Fig. 5. PC7A and cGAMP show synergistic antitumour efficacy in tumour-bearing mice.

a–f, MC38 (a–c) and TC-1 (d–f) tumour-bearing mice were injected intratumourally (i.t.; arrows) with 5% glucose (mock), cGAMP (2.5 μg), PC7A NPs (50 μg) or cGAMP-loaded PC7A NPs at the indicated time points. Mean tumour volume (a,d), Kaplan–Meier survival curves (b,e) and spider plots of individual tumour growth curves (c,f) are shown. PC7A NPs or cGAMP alone offer some degree of immune protection. cGAMP-loaded PC7A NPs confer a synergistic antitumour immune response, with significantly improved survival; 4 out of 7 mice in the MC38 model were tumour-free (TF).
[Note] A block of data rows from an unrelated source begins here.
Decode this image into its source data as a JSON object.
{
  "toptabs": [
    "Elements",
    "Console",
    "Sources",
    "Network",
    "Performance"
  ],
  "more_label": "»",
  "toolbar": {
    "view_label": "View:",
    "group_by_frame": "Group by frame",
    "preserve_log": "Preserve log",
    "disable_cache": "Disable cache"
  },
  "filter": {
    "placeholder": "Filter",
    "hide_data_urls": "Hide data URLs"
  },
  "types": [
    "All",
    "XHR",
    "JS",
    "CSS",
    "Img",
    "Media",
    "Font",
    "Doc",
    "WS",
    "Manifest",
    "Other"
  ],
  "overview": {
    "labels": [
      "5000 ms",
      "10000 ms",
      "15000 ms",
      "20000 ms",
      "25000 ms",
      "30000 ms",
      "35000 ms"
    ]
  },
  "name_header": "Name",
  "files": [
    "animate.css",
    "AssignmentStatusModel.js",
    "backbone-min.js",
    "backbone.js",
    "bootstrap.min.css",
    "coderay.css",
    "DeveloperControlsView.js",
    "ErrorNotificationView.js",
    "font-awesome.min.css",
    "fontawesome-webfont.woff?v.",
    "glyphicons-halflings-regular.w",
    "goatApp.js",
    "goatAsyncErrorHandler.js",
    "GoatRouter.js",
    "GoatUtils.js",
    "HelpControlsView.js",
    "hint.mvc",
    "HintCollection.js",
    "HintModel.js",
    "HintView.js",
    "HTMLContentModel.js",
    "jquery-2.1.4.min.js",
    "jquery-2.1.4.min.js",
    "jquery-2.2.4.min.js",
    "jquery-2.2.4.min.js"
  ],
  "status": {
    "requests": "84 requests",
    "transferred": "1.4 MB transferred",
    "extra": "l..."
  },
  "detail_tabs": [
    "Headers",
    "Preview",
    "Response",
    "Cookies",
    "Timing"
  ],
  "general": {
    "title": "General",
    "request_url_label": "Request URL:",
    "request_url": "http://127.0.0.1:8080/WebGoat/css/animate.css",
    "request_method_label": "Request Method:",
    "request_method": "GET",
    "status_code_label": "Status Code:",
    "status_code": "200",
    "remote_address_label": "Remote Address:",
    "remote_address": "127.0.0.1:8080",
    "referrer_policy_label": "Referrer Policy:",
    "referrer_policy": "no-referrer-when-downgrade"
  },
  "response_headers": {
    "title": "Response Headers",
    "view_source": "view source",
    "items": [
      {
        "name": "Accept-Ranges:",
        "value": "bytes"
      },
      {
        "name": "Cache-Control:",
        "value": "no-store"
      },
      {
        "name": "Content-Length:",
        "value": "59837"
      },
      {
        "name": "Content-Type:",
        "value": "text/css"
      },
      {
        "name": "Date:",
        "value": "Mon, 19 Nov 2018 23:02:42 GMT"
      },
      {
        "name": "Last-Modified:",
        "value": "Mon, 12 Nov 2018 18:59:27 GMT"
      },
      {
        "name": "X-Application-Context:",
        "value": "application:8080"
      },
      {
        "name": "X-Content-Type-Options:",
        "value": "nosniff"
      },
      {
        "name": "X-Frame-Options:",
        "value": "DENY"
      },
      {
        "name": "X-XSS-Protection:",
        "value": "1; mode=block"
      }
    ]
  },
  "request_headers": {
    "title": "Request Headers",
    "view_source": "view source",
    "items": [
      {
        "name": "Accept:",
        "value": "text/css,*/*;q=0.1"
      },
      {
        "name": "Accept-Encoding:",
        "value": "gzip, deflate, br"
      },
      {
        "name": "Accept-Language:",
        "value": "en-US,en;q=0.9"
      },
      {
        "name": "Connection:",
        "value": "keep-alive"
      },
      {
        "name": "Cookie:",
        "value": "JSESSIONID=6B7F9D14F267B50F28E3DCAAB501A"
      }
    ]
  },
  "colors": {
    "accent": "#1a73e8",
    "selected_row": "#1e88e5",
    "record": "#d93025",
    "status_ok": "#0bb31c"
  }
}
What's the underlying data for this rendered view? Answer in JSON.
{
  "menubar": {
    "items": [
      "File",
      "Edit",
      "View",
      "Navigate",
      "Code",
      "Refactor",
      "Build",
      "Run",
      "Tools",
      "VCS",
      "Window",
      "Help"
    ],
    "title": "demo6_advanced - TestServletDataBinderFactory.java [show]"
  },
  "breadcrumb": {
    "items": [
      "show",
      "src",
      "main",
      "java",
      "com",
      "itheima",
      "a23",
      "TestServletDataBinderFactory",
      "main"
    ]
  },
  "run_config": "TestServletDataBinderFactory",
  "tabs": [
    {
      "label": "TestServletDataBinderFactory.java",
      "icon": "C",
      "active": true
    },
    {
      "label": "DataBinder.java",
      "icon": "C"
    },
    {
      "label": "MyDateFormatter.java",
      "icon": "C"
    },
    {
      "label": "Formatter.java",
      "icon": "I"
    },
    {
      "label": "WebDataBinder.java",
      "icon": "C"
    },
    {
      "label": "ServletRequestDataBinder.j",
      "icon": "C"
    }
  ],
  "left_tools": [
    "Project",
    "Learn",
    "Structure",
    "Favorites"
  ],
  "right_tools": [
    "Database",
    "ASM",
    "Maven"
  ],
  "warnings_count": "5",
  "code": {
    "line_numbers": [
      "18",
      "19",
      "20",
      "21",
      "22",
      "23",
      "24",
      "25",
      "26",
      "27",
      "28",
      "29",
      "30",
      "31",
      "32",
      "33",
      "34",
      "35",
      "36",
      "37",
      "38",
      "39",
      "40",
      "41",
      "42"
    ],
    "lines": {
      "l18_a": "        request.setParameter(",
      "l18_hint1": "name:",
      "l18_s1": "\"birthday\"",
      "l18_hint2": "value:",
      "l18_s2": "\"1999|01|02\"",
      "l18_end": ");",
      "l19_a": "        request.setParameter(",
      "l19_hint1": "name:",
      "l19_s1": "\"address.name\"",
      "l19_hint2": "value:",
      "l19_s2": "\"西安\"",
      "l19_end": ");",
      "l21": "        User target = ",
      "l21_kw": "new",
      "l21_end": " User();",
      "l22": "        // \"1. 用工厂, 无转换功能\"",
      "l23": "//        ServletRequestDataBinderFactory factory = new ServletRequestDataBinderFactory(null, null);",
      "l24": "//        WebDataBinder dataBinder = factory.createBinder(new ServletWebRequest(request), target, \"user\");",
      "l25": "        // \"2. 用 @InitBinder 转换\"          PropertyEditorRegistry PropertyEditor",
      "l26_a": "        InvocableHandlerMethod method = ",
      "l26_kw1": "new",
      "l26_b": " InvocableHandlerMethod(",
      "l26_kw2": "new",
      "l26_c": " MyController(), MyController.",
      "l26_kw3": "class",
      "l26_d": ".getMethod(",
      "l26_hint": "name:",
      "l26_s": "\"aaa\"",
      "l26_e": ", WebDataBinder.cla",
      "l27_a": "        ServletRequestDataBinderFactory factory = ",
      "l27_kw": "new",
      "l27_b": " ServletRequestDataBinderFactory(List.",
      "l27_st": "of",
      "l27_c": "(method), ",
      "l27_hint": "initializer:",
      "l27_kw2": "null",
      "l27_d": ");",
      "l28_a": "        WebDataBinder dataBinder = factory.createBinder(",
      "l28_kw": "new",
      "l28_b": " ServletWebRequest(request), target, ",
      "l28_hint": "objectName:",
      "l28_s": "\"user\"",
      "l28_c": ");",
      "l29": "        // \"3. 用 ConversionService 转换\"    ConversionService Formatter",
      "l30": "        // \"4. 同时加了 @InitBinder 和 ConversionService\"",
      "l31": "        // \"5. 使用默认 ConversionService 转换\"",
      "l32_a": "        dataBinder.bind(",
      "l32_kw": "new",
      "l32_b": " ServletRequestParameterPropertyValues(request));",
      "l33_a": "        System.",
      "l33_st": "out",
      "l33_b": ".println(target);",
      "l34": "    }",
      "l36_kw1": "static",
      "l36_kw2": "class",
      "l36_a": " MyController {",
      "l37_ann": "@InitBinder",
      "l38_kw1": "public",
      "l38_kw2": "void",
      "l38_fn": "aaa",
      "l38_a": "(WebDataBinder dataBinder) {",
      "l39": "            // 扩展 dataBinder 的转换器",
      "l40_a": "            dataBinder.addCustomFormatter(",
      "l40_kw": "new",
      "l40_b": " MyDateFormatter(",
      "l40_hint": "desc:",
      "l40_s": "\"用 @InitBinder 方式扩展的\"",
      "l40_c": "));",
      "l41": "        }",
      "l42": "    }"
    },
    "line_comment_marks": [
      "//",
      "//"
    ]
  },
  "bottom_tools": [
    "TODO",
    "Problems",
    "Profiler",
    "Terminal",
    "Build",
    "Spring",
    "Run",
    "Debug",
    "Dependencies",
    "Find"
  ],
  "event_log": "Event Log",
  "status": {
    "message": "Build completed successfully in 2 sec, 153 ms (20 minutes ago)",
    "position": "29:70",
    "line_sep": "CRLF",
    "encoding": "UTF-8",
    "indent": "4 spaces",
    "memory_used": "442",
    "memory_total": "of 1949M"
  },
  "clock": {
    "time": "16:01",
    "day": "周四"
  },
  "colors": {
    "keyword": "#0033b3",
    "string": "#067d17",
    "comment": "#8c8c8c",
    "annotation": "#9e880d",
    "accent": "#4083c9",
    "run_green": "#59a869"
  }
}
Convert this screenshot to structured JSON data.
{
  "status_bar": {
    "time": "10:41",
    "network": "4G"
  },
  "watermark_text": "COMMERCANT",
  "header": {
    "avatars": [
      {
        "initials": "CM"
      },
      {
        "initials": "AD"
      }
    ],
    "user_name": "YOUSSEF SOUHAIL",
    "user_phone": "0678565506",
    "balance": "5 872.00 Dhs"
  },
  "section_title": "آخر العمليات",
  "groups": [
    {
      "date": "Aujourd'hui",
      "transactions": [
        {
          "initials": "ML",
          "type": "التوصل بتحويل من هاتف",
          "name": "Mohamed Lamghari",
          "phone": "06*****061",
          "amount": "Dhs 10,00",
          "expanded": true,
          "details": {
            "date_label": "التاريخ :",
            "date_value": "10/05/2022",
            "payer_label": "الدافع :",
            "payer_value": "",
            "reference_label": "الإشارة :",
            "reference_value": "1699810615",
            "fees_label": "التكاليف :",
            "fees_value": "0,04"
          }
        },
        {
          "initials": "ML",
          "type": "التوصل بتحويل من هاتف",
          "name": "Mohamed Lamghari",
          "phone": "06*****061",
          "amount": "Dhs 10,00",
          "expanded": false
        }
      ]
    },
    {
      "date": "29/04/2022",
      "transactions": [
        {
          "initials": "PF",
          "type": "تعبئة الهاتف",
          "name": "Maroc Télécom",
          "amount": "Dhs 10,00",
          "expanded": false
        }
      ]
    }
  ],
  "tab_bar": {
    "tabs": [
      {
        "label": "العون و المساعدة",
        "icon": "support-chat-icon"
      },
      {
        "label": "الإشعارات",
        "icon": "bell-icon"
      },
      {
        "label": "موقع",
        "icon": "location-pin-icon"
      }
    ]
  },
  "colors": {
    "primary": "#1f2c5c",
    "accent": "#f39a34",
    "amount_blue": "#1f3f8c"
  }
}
In the tumour growth studies (a and d), data are mean ± s.e.m. n = 7 (mock), n = 6 (cGAMP), n = 7 (PC7A) and n = 7 (cGAMP–PC7A) biologically independent mice in each tumour model. For a and d, statistical analysis was performed using two-tailed Student’s t-tests (versus mock). For b and e, statistical analysis was performed using Mantel–Cox tests.

Fig. 6. PC7A and cGAMP show synergistic STING activation in fresh human tissues.

a–f, Free cGAMP alone is unable to activate STING, whereas PC7A NPs and cGAMP-loaded PC7A NPs demonstrate effective STING activation. Fresh surgically resected sentinel lymph nodes (SLN) (a,b) or squamous cell carcinoma samples from the base of tongue (SCC-BOT) (c–f) were divided into multiple sections (1–5 mm³) and injected with 5% glucose, free cGAMP, PC7A NPs or cGAMP-loaded PC7A NPs in 5% glucose solutions. IFNB1 (a,c,e) and CXCL10 (b,d,f) gene expression was measured after 24 h incubation. e,f, The CD45⁺ cell population exhibited an enhanced level of STING activation compared with CD45⁻ cells. Data are mean ± s.d. n = 4 SLN sections from the same patient in a and b. n = 4 SCC-BOT tumour sections from the same patient in c–f. Statistical analysis was performed using two-tailed Student’s t-tests.